For almost a year, Pyongyang has played an unpredictable diplomatic game, first freezing its nuclear programme under the threat of sanctions, then threatening to restart, when the US insisted that it replace its graphite reactors with safer, light-water models from South Korea. But last week, against all expectations, the stance suddenly softened again. Diplomats from the North began to speak of "progress"; yesterday, the US deputy Secretary of State, Thomas Hubbard, and the North Korean spokesman, Lee Yong Ho, spoke of "tentative understandings" after the latest round of talks in Kuala Lumpur.

The key to the compromise is, once again, rice - and a complicated web of diplomatic relationships enmeshing the North and its neighbours. The first hint of Pyongyang's new attitude appeared last month, when a Korean delegation in Tokyo took the unprecedented step of asking Japan - the object, over the years, of almost as much bellicose rhetoric as the South - for food aid in return for revived diplomatic contacts.

The sticking-point was the South Korean government, which harbours a dread of being left out of any international scheme involving its estranged brother state. Seoul stepped in with its own rice offer, which was haughtily refused. But yesterday South Korean media reported secret contacts on rice donations had been held recently in Peking. South Korea has made it clear to Tokyo that Seoul, and only Seoul, must be the first to provide aid to the starving North.

Two key dates now loom on the horizon. The first is 27 June, when local elections will be held all over South Korea. Until then President Kim Young Sam cannot afford to make any concessions. The second, and by far the most important date, is 8 July, the first anniversary of the death of Kim Il Sung.

For 11 months, his son and chosen successor, Kim Jong Il, has made few personal appearances, prompting speculation about a behind-the-scenes power struggle. Kim, as far as anyone can tell, is still waiting in the wings, however. It is widely believed that this summer will see his investiture, after the traditional one-year period of mourning. But what will be the character of his regime is open to question. If nothing else, he will want to start off with two problems settled: one, the reactor question; two, the rice that will feed his starving people.

Seen against this background, the brinkmanship and about- turns of the past few weeks begin to form a coherent picture. North Korea desperately needs Japanese rice. To acquire it, it must first win South Korean approval. To secure that, it must settle the reactor question by grudgingly agreeing to take the South Korean hardware. It must do all this before the symbolic 8 July, and before its dire domestic situation exhausts the patience of its long-suffering populace.

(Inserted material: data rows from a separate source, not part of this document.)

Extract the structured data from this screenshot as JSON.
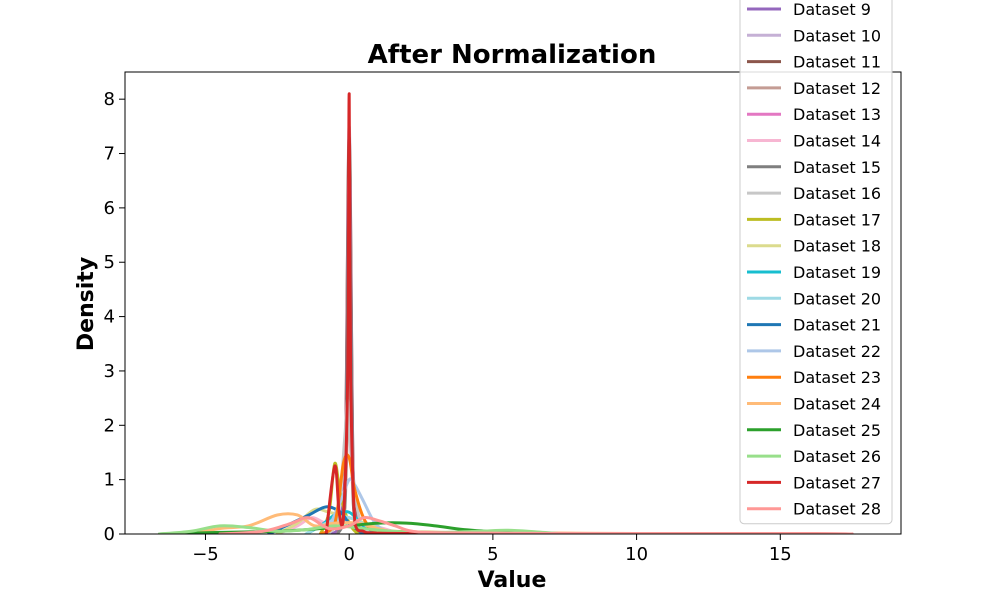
{
  "chart_data": {
    "type": "line",
    "title": "After Normalization",
    "xlabel": "Value",
    "ylabel": "Density",
    "xlim": [
      -7.8,
      19.2
    ],
    "ylim": [
      0,
      8.5
    ],
    "xticks": [
      -5,
      0,
      5,
      10,
      15
    ],
    "xtick_labels": [
      "−5",
      "0",
      "5",
      "10",
      "15"
    ],
    "yticks": [
      0,
      1,
      2,
      3,
      4,
      5,
      6,
      7,
      8
    ],
    "ytick_labels": [
      "0",
      "1",
      "2",
      "3",
      "4",
      "5",
      "6",
      "7",
      "8"
    ],
    "grid": false,
    "legend_position": "right, clipped at top",
    "series": [
      {
        "name": "Dataset 9",
        "color": "#9467bd",
        "x": [
          -0.6,
          -0.3,
          -0.1,
          0,
          0.1,
          0.3,
          0.6
        ],
        "y": [
          0,
          0.2,
          1.5,
          3.5,
          1.5,
          0.2,
          0
        ]
      },
      {
        "name": "Dataset 10",
        "color": "#c5b0d5",
        "x": [
          -0.4,
          -0.15,
          0,
          0.15,
          0.4
        ],
        "y": [
          0,
          0.8,
          7.5,
          0.8,
          0
        ]
      },
      {
        "name": "Dataset 11",
        "color": "#8c564b",
        "x": [
          -0.4,
          -0.15,
          0,
          0.15,
          0.4
        ],
        "y": [
          0,
          0.8,
          7.3,
          0.8,
          0
        ]
      },
      {
        "name": "Dataset 12",
        "color": "#c49c94",
        "x": [
          -0.4,
          -0.15,
          0,
          0.15,
          0.4
        ],
        "y": [
          0,
          0.5,
          2.8,
          0.5,
          0
        ]
      },
      {
        "name": "Dataset 13",
        "color": "#e377c2",
        "x": [
          -0.4,
          -0.15,
          0,
          0.15,
          0.4
        ],
        "y": [
          0,
          0.6,
          6.6,
          0.6,
          0
        ]
      },
      {
        "name": "Dataset 14",
        "color": "#f7b6d2",
        "x": [
          -2.5,
          -1.8,
          -1.3,
          -0.8,
          -0.3,
          0,
          0.5,
          1.2,
          1.8
        ],
        "y": [
          0,
          0.15,
          0.3,
          0.2,
          0.25,
          0.3,
          0.2,
          0.1,
          0
        ]
      },
      {
        "name": "Dataset 15",
        "color": "#7f7f7f",
        "x": [
          -0.4,
          -0.15,
          0,
          0.15,
          0.4
        ],
        "y": [
          0,
          0.5,
          6.3,
          0.5,
          0
        ]
      },
      {
        "name": "Dataset 16",
        "color": "#c7c7c7",
        "x": [
          -0.8,
          -0.4,
          -0.15,
          -0.05,
          0.1,
          0.4,
          0.8
        ],
        "y": [
          0,
          0.3,
          1.8,
          2.45,
          1.2,
          0.2,
          0
        ]
      },
      {
        "name": "Dataset 17",
        "color": "#bcbd22",
        "x": [
          -1.0,
          -0.7,
          -0.5,
          -0.3,
          0,
          0.3
        ],
        "y": [
          0,
          0.4,
          1.3,
          0.7,
          0.2,
          0
        ]
      },
      {
        "name": "Dataset 18",
        "color": "#dbdb8d",
        "x": [
          -2.5,
          -1.8,
          -1.2,
          -0.7,
          0,
          0.8,
          1.6
        ],
        "y": [
          0,
          0.2,
          0.45,
          0.4,
          0.3,
          0.15,
          0
        ]
      },
      {
        "name": "Dataset 19",
        "color": "#17becf",
        "x": [
          -1.5,
          -1.0,
          -0.5,
          0,
          0.5,
          1.0
        ],
        "y": [
          0,
          0.15,
          0.35,
          0.4,
          0.15,
          0
        ]
      },
      {
        "name": "Dataset 20",
        "color": "#9edae5",
        "x": [
          -1.5,
          -0.8,
          0,
          0.8,
          1.5
        ],
        "y": [
          0,
          0.2,
          0.3,
          0.1,
          0
        ]
      },
      {
        "name": "Dataset 21",
        "color": "#1f77b4",
        "x": [
          -2.8,
          -2.0,
          -1.4,
          -0.8,
          -0.3,
          0,
          0.5
        ],
        "y": [
          0,
          0.2,
          0.35,
          0.5,
          0.4,
          0.2,
          0
        ]
      },
      {
        "name": "Dataset 22",
        "color": "#aec7e8",
        "x": [
          -0.8,
          -0.3,
          0,
          0.2,
          0.5,
          0.9,
          1.4
        ],
        "y": [
          0,
          0.6,
          1.0,
          0.9,
          0.6,
          0.2,
          0
        ]
      },
      {
        "name": "Dataset 23",
        "color": "#ff7f0e",
        "x": [
          -1.0,
          -0.5,
          -0.2,
          0,
          0.2,
          0.6,
          1.2,
          5,
          10,
          15,
          16.5
        ],
        "y": [
          0,
          0.2,
          1.3,
          1.4,
          0.8,
          0.2,
          0.06,
          0.02,
          0.01,
          0.01,
          0
        ]
      },
      {
        "name": "Dataset 24",
        "color": "#ffbb78",
        "x": [
          -5.5,
          -4.5,
          -3.5,
          -2.5,
          -1.8,
          -1.2,
          -0.5,
          0.3,
          1.0,
          1.8
        ],
        "y": [
          0,
          0.1,
          0.15,
          0.35,
          0.35,
          0.15,
          0.2,
          0.2,
          0.1,
          0
        ]
      },
      {
        "name": "Dataset 25",
        "color": "#2ca02c",
        "x": [
          -6.6,
          -4.5,
          -2.5,
          -1.0,
          0,
          1.0,
          2.0,
          3.0,
          4.0,
          5.5,
          7.0
        ],
        "y": [
          0,
          0.03,
          0.05,
          0.1,
          0.15,
          0.2,
          0.2,
          0.15,
          0.08,
          0.03,
          0
        ]
      },
      {
        "name": "Dataset 26",
        "color": "#98df8a",
        "x": [
          -6.6,
          -5.5,
          -4.5,
          -3.5,
          -2.5,
          -1.5,
          -0.5,
          0.5,
          1.5,
          3.0,
          4.5,
          5.5,
          6.5,
          7.5
        ],
        "y": [
          0,
          0.05,
          0.15,
          0.12,
          0.05,
          0.08,
          0.15,
          0.1,
          0.05,
          0.03,
          0.05,
          0.07,
          0.04,
          0
        ]
      },
      {
        "name": "Dataset 27",
        "color": "#d62728",
        "x": [
          -0.8,
          -0.5,
          -0.35,
          -0.2,
          -0.05,
          0,
          0.05,
          0.2,
          0.5,
          0.8,
          2,
          8,
          12,
          16,
          17.5
        ],
        "y": [
          0,
          1.25,
          0.4,
          0.3,
          3.0,
          8.1,
          3.0,
          0.2,
          0.05,
          0.02,
          0.01,
          0.005,
          0.003,
          0.003,
          0
        ]
      },
      {
        "name": "Dataset 28",
        "color": "#ff9896",
        "x": [
          -4.5,
          -3.0,
          -2.0,
          -1.4,
          -0.7,
          0,
          0.5,
          1.0,
          1.6,
          2.2,
          3.5,
          8,
          13,
          16,
          17.5
        ],
        "y": [
          0,
          0.05,
          0.2,
          0.3,
          0.1,
          0.15,
          0.3,
          0.25,
          0.15,
          0.05,
          0.02,
          0.01,
          0.01,
          0.01,
          0
        ]
      }
    ]
  }
}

What happens after that? With the doctrine of juche discredited, North Korea badly needs a new idea. The inauguration of the new Kim will be the ideal moment to unveil one. But what will it be? How can the North tailor its antique Stalinist rhetoric to the demands of the post- communist world?

As early as 1992, Pyongyang was toying with the idea of a special economic zone along its Chinese and Russian border - something akin to the economic reform that has invigorated China under Deng Xiaoping. But the strains of such an adjustment will be huge, and the question remains: if North Korea adopts its equivalent of the Chinese free market, will it also have to face its own Tiananmen Square?